Üç N / Bir T (beşinci yazı)


Ne Zaman Taraftar?

*takım başarılı olduğu zaman
*galip gelindiğinde
*gol atarken
*gol kovalarken
*takımın bir kalecisi olduğunu unutmuşken
*şampiyonluğa oynarken
*şampiyon olurken
*bazen küme düşerken
*küme düşmemesi için çırpınırken
*diğer takımın taraftarını kızdırırken
*formlarda klavye savaşlarına girişirken
*takıma bir aidiyet hissederken
*bir efsanenin parçası olmaya çalışırken
*camianın gücünden kendine bir güç ararken
*bunun olabileceğini zannederken
*hayata tutunacak bir dal ararken
*hafta sonlarına bir anlam kazandırmak istediğinde
*macera aramaya başladığında
*ağrısız başını ağrıtmak istediğinde
*hayata, talihe sitem etmeye heveslendiğinde

Bu cevaplar da yetmez, diye düşünüyorsanız şöyle toparlayayım;

“taraftarın keyfinin geldiği, gerçekleştiği zaman taraftar.”

8 Şubat 2009 Pazar

3N 1 T (dördüncü yazı)


Nasıl Taraftar?
Bu alt başlıkta yine aynı değerler akla geliyor; fedakârlık, kötü günde de sevmek, hep destek, takımı ille de başarısı için sevmemek, falan filan. Sakız ettik… Bildiğiniz laflar. Yani takım aşkı büyük ölçüde “platonik” olan…
Hayatımız baştan sona öznelliklerle doludur. Öyle de olmak zorundadır. Çünkü her insanın bir düşünme, analiz etme, tercih yapma becerisi vardır (reflekslerle de olsa)… Bu da öyle olmak zorundadır, değil mi? ( İradesini –siyasette gördüğümüz gibi- iki torba kömüre pazarlayanlara sözümüz yok!) Durum böyleyken “nasıl taraftar”ın cevabını vermek, buradan bir profil çıkarmak yine öznel bir iş oluyor. Ne diyelim şimdi burada? İdeal olan hangisi?
*çekirdek çinten ve sadece maçını izleyen taraftar mı,
*ne olursa olsun vaziyet, arada hakeme sövmek için bulunan taraftar mı
*rakip takımın maneviyatını bozmak için ter döken taraftar mı
*takımı her haliyle kabul eden taraftar mı
*takım galipken bile ondan hoşnut olamayan taraftar mı
*daha üçüncü dakikada kendi takımına sinkafı basan taraftar mı
*yönetimin taraftarı mı
*yalnızca başarılarla tatmin olan taraftar mı?
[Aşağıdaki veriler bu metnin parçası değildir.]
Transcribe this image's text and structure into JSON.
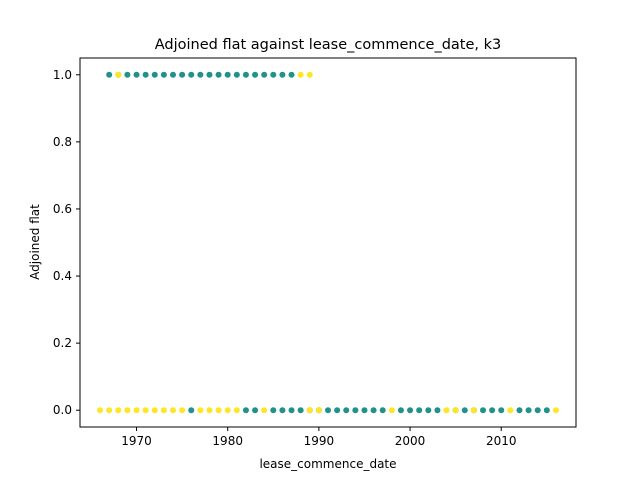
{
  "chart_data": {
    "type": "scatter",
    "title": "Adjoined flat against lease_commence_date, k3",
    "xlabel": "lease_commence_date",
    "ylabel": "Adjoined flat",
    "xlim": [
      1963.8,
      2018.2
    ],
    "ylim": [
      -0.05,
      1.05
    ],
    "xticks": [
      1970,
      1980,
      1990,
      2000,
      2010
    ],
    "yticks": [
      0.0,
      0.2,
      0.4,
      0.6,
      0.8,
      1.0
    ],
    "xtick_labels": [
      "1970",
      "1980",
      "1990",
      "2000",
      "2010"
    ],
    "ytick_labels": [
      "0.0",
      "0.2",
      "0.4",
      "0.6",
      "0.8",
      "1.0"
    ],
    "grid": false,
    "legend": false,
    "colors": {
      "teal": "#21918c",
      "yellow": "#fde725"
    },
    "series": [
      {
        "color": "teal",
        "points": [
          [
            1967,
            1
          ],
          [
            1968,
            1
          ],
          [
            1969,
            1
          ],
          [
            1970,
            1
          ],
          [
            1971,
            1
          ],
          [
            1972,
            1
          ],
          [
            1973,
            1
          ],
          [
            1974,
            1
          ],
          [
            1975,
            1
          ],
          [
            1976,
            1
          ],
          [
            1977,
            1
          ],
          [
            1978,
            1
          ],
          [
            1979,
            1
          ],
          [
            1980,
            1
          ],
          [
            1981,
            1
          ],
          [
            1982,
            1
          ],
          [
            1983,
            1
          ],
          [
            1984,
            1
          ],
          [
            1985,
            1
          ],
          [
            1986,
            1
          ],
          [
            1987,
            1
          ],
          [
            1976,
            0
          ],
          [
            1982,
            0
          ],
          [
            1983,
            0
          ],
          [
            1985,
            0
          ],
          [
            1986,
            0
          ],
          [
            1987,
            0
          ],
          [
            1988,
            0
          ],
          [
            1989,
            0
          ],
          [
            1990,
            0
          ],
          [
            1991,
            0
          ],
          [
            1992,
            0
          ],
          [
            1993,
            0
          ],
          [
            1994,
            0
          ],
          [
            1995,
            0
          ],
          [
            1996,
            0
          ],
          [
            1997,
            0
          ],
          [
            1999,
            0
          ],
          [
            2000,
            0
          ],
          [
            2001,
            0
          ],
          [
            2002,
            0
          ],
          [
            2003,
            0
          ],
          [
            2005,
            0
          ],
          [
            2006,
            0
          ],
          [
            2007,
            0
          ],
          [
            2008,
            0
          ],
          [
            2009,
            0
          ],
          [
            2010,
            0
          ],
          [
            2012,
            0
          ],
          [
            2013,
            0
          ],
          [
            2014,
            0
          ],
          [
            2015,
            0
          ]
        ]
      },
      {
        "color": "yellow",
        "points": [
          [
            1968,
            1
          ],
          [
            1988,
            1
          ],
          [
            1989,
            1
          ],
          [
            1966,
            0
          ],
          [
            1967,
            0
          ],
          [
            1968,
            0
          ],
          [
            1969,
            0
          ],
          [
            1970,
            0
          ],
          [
            1971,
            0
          ],
          [
            1972,
            0
          ],
          [
            1973,
            0
          ],
          [
            1974,
            0
          ],
          [
            1975,
            0
          ],
          [
            1977,
            0
          ],
          [
            1978,
            0
          ],
          [
            1979,
            0
          ],
          [
            1980,
            0
          ],
          [
            1981,
            0
          ],
          [
            1984,
            0
          ],
          [
            1989,
            0
          ],
          [
            1990,
            0
          ],
          [
            1998,
            0
          ],
          [
            2004,
            0
          ],
          [
            2005,
            0
          ],
          [
            2007,
            0
          ],
          [
            2011,
            0
          ],
          [
            2016,
            0
          ]
        ]
      }
    ]
  }
}
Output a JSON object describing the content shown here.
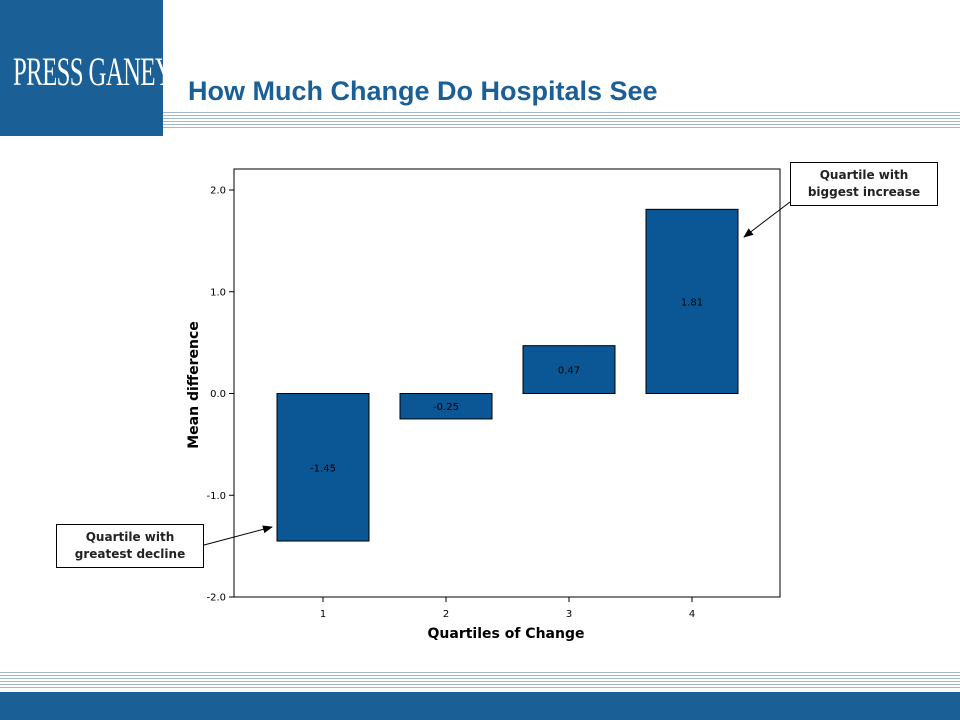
{
  "header": {
    "logo_text": "PRESS GANEY",
    "title": "How Much Change Do Hospitals See"
  },
  "colors": {
    "brand": "#1a5f96",
    "bar_fill": "#0b5694"
  },
  "chart_data": {
    "type": "bar",
    "categories": [
      "1",
      "2",
      "3",
      "4"
    ],
    "values": [
      -1.45,
      -0.25,
      0.47,
      1.81
    ],
    "data_labels": [
      "-1.45",
      "-0.25",
      "0.47",
      "1.81"
    ],
    "title": "",
    "xlabel": "Quartiles of Change",
    "ylabel": "Mean difference",
    "ylim": [
      -2.0,
      2.0
    ],
    "yticks": [
      2.0,
      1.0,
      0.0,
      -1.0,
      -2.0
    ],
    "ytick_labels": [
      "2.0",
      "1.0",
      "0.0",
      "-1.0",
      "-2.0"
    ],
    "grid": false,
    "annotations": [
      {
        "line1": "Quartile with",
        "line2": "biggest increase",
        "points_to": "4"
      },
      {
        "line1": "Quartile with",
        "line2": "greatest decline",
        "points_to": "1"
      }
    ]
  }
}
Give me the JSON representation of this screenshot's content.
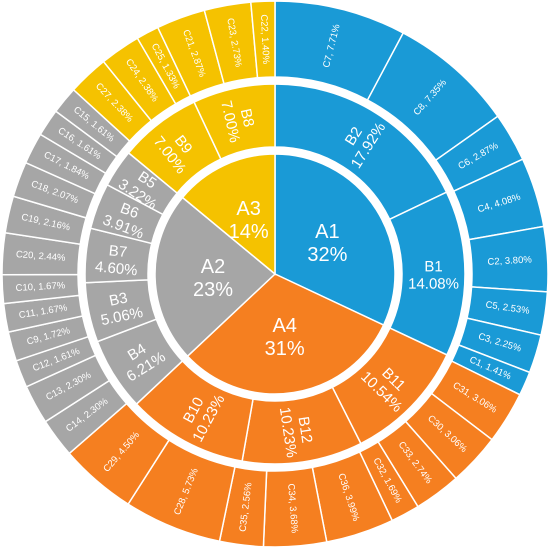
{
  "chart_data": {
    "type": "sunburst",
    "colors": {
      "A1": "#1a9ad6",
      "A2": "#a6a6a6",
      "A3": "#f5c200",
      "A4": "#f57f20"
    },
    "label_format": "{name}, {value}",
    "levels": [
      {
        "name": "A",
        "nodes": [
          {
            "name": "A1",
            "label": "32%",
            "value": 32,
            "group": "A1"
          },
          {
            "name": "A4",
            "label": "31%",
            "value": 31,
            "group": "A4"
          },
          {
            "name": "A2",
            "label": "23%",
            "value": 23,
            "group": "A2"
          },
          {
            "name": "A3",
            "label": "14%",
            "value": 14,
            "group": "A3"
          }
        ]
      },
      {
        "name": "B",
        "nodes": [
          {
            "name": "B2",
            "label": "17.92%",
            "value": 17.92,
            "group": "A1"
          },
          {
            "name": "B1",
            "label": "14.08%",
            "value": 14.08,
            "group": "A1"
          },
          {
            "name": "B11",
            "label": "10.54%",
            "value": 10.54,
            "group": "A4"
          },
          {
            "name": "B12",
            "label": "10.23%",
            "value": 10.23,
            "group": "A4"
          },
          {
            "name": "B10",
            "label": "10.23%",
            "value": 10.23,
            "group": "A4"
          },
          {
            "name": "B4",
            "label": "6.21%",
            "value": 6.21,
            "group": "A2"
          },
          {
            "name": "B3",
            "label": "5.06%",
            "value": 5.06,
            "group": "A2"
          },
          {
            "name": "B7",
            "label": "4.60%",
            "value": 4.6,
            "group": "A2"
          },
          {
            "name": "B6",
            "label": "3.91%",
            "value": 3.91,
            "group": "A2"
          },
          {
            "name": "B5",
            "label": "3.22%",
            "value": 3.22,
            "group": "A2"
          },
          {
            "name": "B9",
            "label": "7.00%",
            "value": 7.0,
            "group": "A3"
          },
          {
            "name": "B8",
            "label": "7.00%",
            "value": 7.0,
            "group": "A3"
          }
        ]
      },
      {
        "name": "C",
        "nodes": [
          {
            "name": "C7",
            "label": "7.71%",
            "value": 7.71,
            "group": "A1"
          },
          {
            "name": "C8",
            "label": "7.35%",
            "value": 7.35,
            "group": "A1"
          },
          {
            "name": "C6",
            "label": "2.87%",
            "value": 2.87,
            "group": "A1"
          },
          {
            "name": "C4",
            "label": "4.08%",
            "value": 4.08,
            "group": "A1"
          },
          {
            "name": "C2",
            "label": "3.80%",
            "value": 3.8,
            "group": "A1"
          },
          {
            "name": "C5",
            "label": "2.53%",
            "value": 2.53,
            "group": "A1"
          },
          {
            "name": "C3",
            "label": "2.25%",
            "value": 2.25,
            "group": "A1"
          },
          {
            "name": "C1",
            "label": "1.41%",
            "value": 1.41,
            "group": "A1"
          },
          {
            "name": "C31",
            "label": "3.06%",
            "value": 3.06,
            "group": "A4"
          },
          {
            "name": "C30",
            "label": "3.06%",
            "value": 3.06,
            "group": "A4"
          },
          {
            "name": "C33",
            "label": "2.74%",
            "value": 2.74,
            "group": "A4"
          },
          {
            "name": "C32",
            "label": "1.69%",
            "value": 1.69,
            "group": "A4"
          },
          {
            "name": "C36",
            "label": "3.99%",
            "value": 3.99,
            "group": "A4"
          },
          {
            "name": "C34",
            "label": "3.68%",
            "value": 3.68,
            "group": "A4"
          },
          {
            "name": "C35",
            "label": "2.56%",
            "value": 2.56,
            "group": "A4"
          },
          {
            "name": "C28",
            "label": "5.73%",
            "value": 5.73,
            "group": "A4"
          },
          {
            "name": "C29",
            "label": "4.50%",
            "value": 4.5,
            "group": "A4"
          },
          {
            "name": "C14",
            "label": "2.30%",
            "value": 2.3,
            "group": "A2"
          },
          {
            "name": "C13",
            "label": "2.30%",
            "value": 2.3,
            "group": "A2"
          },
          {
            "name": "C12",
            "label": "1.61%",
            "value": 1.61,
            "group": "A2"
          },
          {
            "name": "C9",
            "label": "1.72%",
            "value": 1.72,
            "group": "A2"
          },
          {
            "name": "C11",
            "label": "1.67%",
            "value": 1.67,
            "group": "A2"
          },
          {
            "name": "C10",
            "label": "1.67%",
            "value": 1.67,
            "group": "A2"
          },
          {
            "name": "C20",
            "label": "2.44%",
            "value": 2.44,
            "group": "A2"
          },
          {
            "name": "C19",
            "label": "2.16%",
            "value": 2.16,
            "group": "A2"
          },
          {
            "name": "C18",
            "label": "2.07%",
            "value": 2.07,
            "group": "A2"
          },
          {
            "name": "C17",
            "label": "1.84%",
            "value": 1.84,
            "group": "A2"
          },
          {
            "name": "C16",
            "label": "1.61%",
            "value": 1.61,
            "group": "A2"
          },
          {
            "name": "C15",
            "label": "1.61%",
            "value": 1.61,
            "group": "A2"
          },
          {
            "name": "C27",
            "label": "2.38%",
            "value": 2.38,
            "group": "A3"
          },
          {
            "name": "C24",
            "label": "2.38%",
            "value": 2.38,
            "group": "A3"
          },
          {
            "name": "C25",
            "label": "1.33%",
            "value": 1.33,
            "group": "A3"
          },
          {
            "name": "C21",
            "label": "2.87%",
            "value": 2.87,
            "group": "A3"
          },
          {
            "name": "C23",
            "label": "2.73%",
            "value": 2.73,
            "group": "A3"
          },
          {
            "name": "C22",
            "label": "1.40%",
            "value": 1.4,
            "group": "A3"
          }
        ]
      }
    ]
  }
}
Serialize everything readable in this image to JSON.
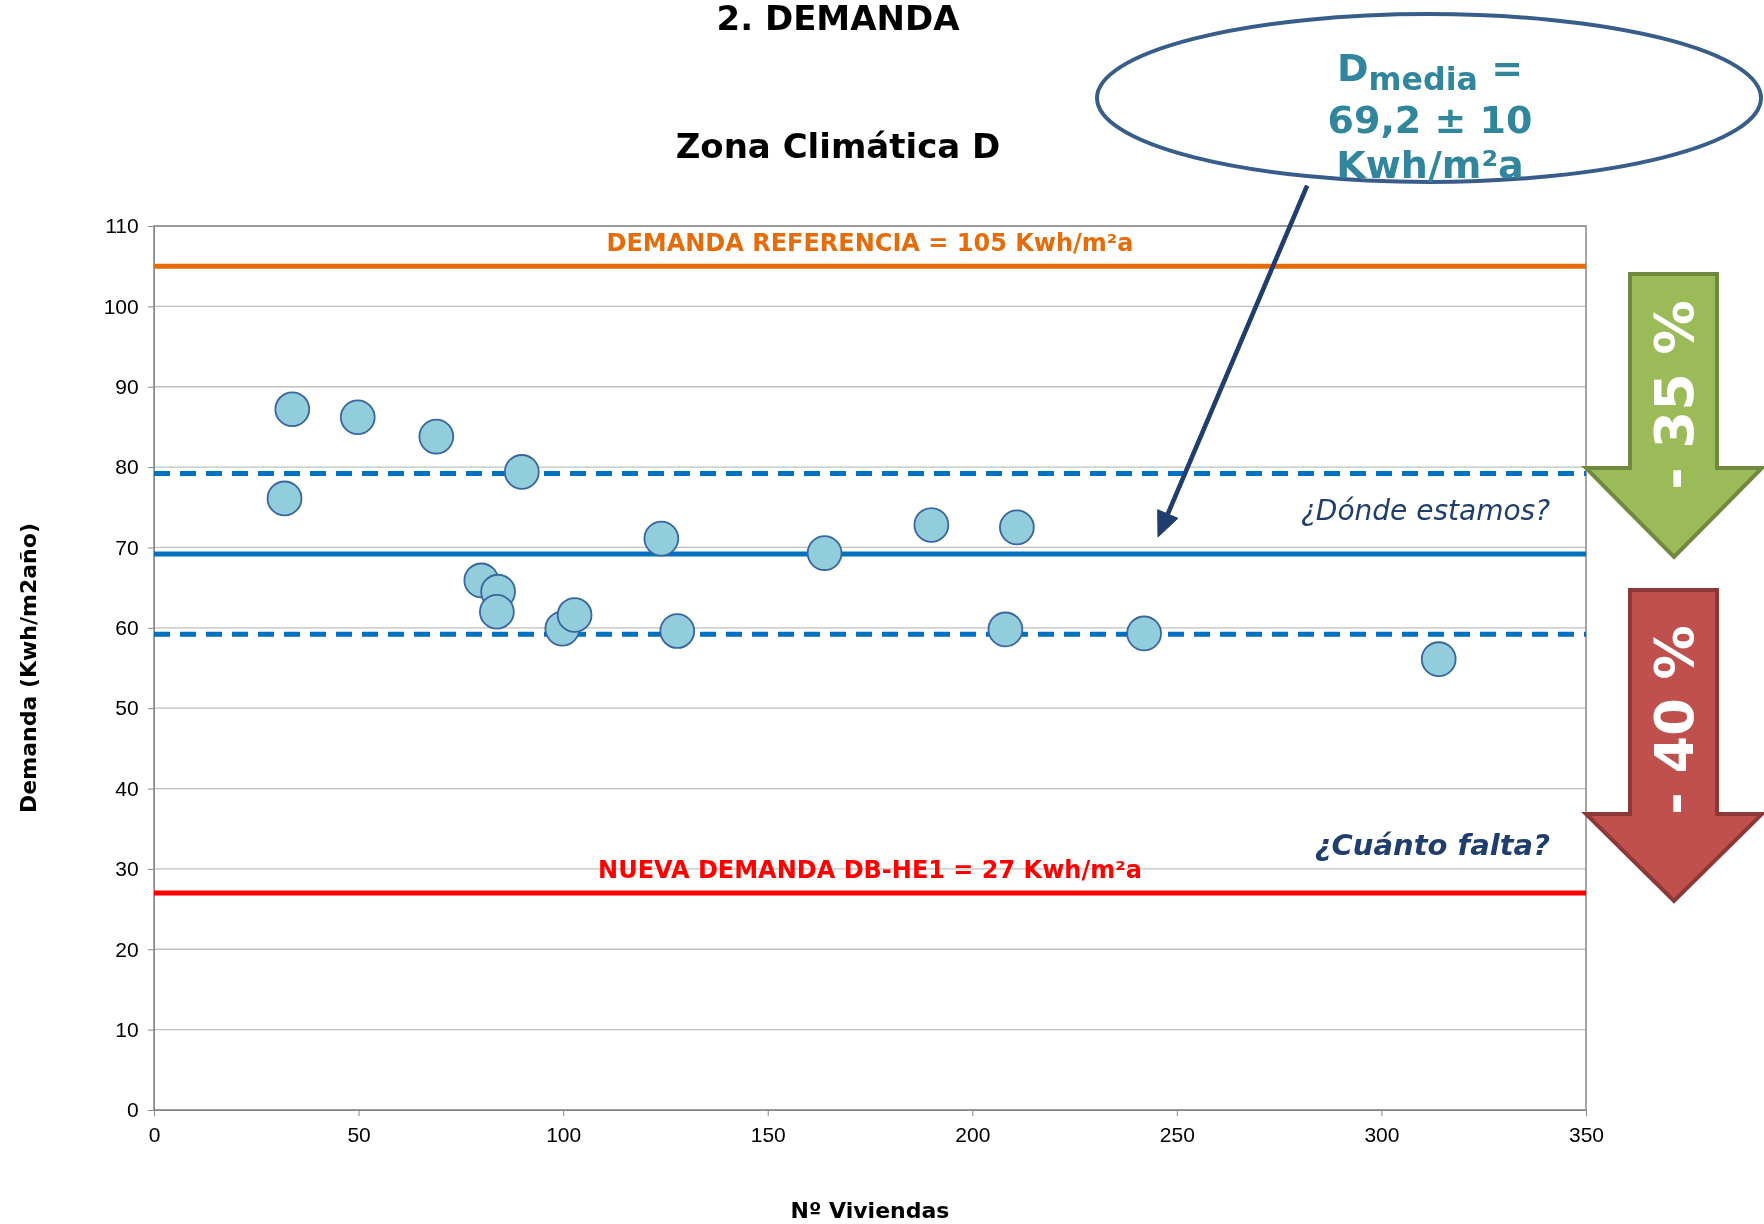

Şöyle toparlayabiliriz, galiba; alın bir insanı okulda, evde, işte, rakı masasında, seyahatte, kahvede kâğıt oynarken tahlil edin, şöyle bir resmini çekin, tribüne kopyalayıp yapıştırın ortaya aynı suret çıkacaktır. Bu da o ülkenin; o siyasal, toplumsal, ekonomik, kültürel koşulların, o şehrin, o eğitim niteliğinin insanı olacaktır. On bin kişilik bir tribünü bu anlamda tarzlara göre gruplandıracak olursak orada galiba yine on bin grup olacaktır. Veya böyle bir şey. Yani; “Taraftarın nasıllığı= Bireyin nasıllığı”

7 Şubat 2009 Cumartesi

3N 1 T (üçüncü yazı)

(3)

Bunun sorgulanması (yani "neden taraftar" kavramının), “aşk” kavramının sorgulanmasına benzer. Mehmet Ali Kılıçbay bir yazısında aşk denen şeyin direkt öznenin arzuları, beklentileri için olduğunu söylemişti. Yani ben birine âşıksam aslında kendim için aşığım. O sevgilinin bazı meziyetleri olsa da ruhsal veya fiziksel… Taraftarlık da öyledir. Kısmen.
Kişisel tatmini sağladığı sürece vardır taraftar. Kişisel tatmin de genel için düşünüldüğünde mutlak başarıdır. Yani her an “eski aşka” dönüşebilir takım ve taraftar da onu hayatının önceliklerinden çıkarır.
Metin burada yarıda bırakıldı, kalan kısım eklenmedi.